His jealousy frustrates her, and this is her response:  "I know that what I'm doing seems wrong and I've volunteered to go to counseling... I don't often think of other men and [my fiance and I] spend almost every minute we don't work together."  Still, the issue flares up every month or so.

Meanwhile, she moved out of her parents' house a year ago because her mom was reading her texts, thereby finding out that she was sexually active at age 20.  This, she deemed "extremely abusive."  Even though her parents insisted that they would not try to break up the couple, this woman was "sure they would have."  Later, the woman says that she told her fiance she left her family and moved to another state "for him."  She's told him she's given him everything she has.  Without her parents' support, she's had to leave school and works two jobs while her fiance completes his degree and works one job.

She believes they'd have no place to go if they broke up.

This is textbook stuff.  I've been working with victims of domestic violence since 1989, and these are the red flags I see:

First, abusers will cut their victims off from their friends and family.  They will convince the victims that their families hate them and won't accept them back, they convince them that their families are conspiring against them.  They make themselves their victims' sole support system.  They take the victims out of school - an education is dangerous.  They stunt their victims' educations and careers to make them more dependent on the abusers.

Then, the control.  This guy wanted to know all of his fiancee's thoughts and punish her for them.  He made her feel wrong for having perfectly normal thoughts.  He has her believing she's somehow evil for looking at or even thinking about another man.  He has made her  uncomfortable in her own skin and has her believing there is something wrong with her; enough that she's willing to go to counseling to fix herself for him.

The name-calling.  And she accepts it as deserved.

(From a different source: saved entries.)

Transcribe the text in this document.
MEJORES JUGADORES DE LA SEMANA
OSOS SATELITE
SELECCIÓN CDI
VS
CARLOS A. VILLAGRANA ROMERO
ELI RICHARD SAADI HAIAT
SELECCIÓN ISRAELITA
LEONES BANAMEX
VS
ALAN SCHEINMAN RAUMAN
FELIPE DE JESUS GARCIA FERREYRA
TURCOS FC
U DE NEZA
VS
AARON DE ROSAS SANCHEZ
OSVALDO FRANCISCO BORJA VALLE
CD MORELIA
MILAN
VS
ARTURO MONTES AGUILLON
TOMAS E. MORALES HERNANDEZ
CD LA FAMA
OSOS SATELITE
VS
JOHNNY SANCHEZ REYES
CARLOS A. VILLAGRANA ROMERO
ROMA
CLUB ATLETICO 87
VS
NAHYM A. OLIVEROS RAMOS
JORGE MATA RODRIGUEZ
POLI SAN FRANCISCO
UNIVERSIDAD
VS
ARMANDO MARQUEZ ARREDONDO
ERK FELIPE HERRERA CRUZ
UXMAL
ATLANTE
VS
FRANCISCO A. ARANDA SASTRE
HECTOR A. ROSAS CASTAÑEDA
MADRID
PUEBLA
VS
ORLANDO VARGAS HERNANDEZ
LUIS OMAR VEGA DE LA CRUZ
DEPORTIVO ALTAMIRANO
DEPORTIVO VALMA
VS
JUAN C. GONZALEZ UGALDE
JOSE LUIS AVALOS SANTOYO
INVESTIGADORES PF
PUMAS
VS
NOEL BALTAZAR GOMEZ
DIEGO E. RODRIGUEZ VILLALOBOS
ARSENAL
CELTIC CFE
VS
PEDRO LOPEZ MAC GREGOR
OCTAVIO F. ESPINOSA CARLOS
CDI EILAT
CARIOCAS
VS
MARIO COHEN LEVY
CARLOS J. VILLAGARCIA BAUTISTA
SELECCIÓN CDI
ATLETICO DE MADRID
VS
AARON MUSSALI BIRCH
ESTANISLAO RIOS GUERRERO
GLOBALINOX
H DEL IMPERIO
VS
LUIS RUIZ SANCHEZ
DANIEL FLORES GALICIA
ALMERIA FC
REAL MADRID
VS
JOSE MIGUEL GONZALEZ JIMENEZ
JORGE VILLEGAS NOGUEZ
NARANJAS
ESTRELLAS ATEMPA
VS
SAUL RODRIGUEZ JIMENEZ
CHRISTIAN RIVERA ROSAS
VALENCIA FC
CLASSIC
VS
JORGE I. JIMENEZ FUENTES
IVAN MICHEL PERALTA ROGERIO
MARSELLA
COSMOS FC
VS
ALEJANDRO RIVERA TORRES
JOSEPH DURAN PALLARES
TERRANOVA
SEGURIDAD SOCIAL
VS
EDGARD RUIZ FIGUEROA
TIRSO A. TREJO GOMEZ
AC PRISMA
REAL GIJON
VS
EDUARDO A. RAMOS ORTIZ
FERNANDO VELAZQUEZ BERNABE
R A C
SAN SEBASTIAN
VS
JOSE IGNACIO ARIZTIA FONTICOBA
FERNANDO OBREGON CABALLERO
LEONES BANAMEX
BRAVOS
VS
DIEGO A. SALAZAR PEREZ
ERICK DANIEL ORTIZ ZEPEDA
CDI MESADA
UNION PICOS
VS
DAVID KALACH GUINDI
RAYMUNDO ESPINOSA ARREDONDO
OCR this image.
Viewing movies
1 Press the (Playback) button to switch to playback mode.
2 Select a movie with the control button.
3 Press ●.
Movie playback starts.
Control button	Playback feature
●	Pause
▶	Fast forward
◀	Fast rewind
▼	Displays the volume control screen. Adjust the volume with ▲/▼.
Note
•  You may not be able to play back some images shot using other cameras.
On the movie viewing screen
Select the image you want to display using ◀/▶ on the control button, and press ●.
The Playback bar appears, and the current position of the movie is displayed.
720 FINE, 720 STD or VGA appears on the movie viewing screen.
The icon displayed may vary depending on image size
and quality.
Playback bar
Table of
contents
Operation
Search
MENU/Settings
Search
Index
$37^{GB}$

The end result is that the victim comes to believe that she needs her abuser and has nowhere to go.  She thinks her family won't take her back.  She has no friends.  Her education is incomplete and her career stunted.  Plus, her brain doesn't work properly and she's a whore.  She needs him.  He's got her trapped.  The thing is, he's got her trapped with lies.  She could go back to her family, to a friend, to a shelter.  She could leave and get out... before getting married, before kids, before it becomes more difficult.

If you are this girl, get out.  If you were this girl, and now you're married, now there are kids, now it's more difficult... get out anyway.  It's never too late.  I once met a woman in her 70s who'd been married for 50 years to an abusive husband before she finally got up the courage and scavenged enough dropped change from the couch cushions to take the bus to the courthouse and file a complaint for domestic violence.

If she can, you can.

If you are a victim of domestic violence, get help.  Call the National Domestic Violence Hotline at 1-800-799-SAFE (7233) or TTY at 1-800-787-3224.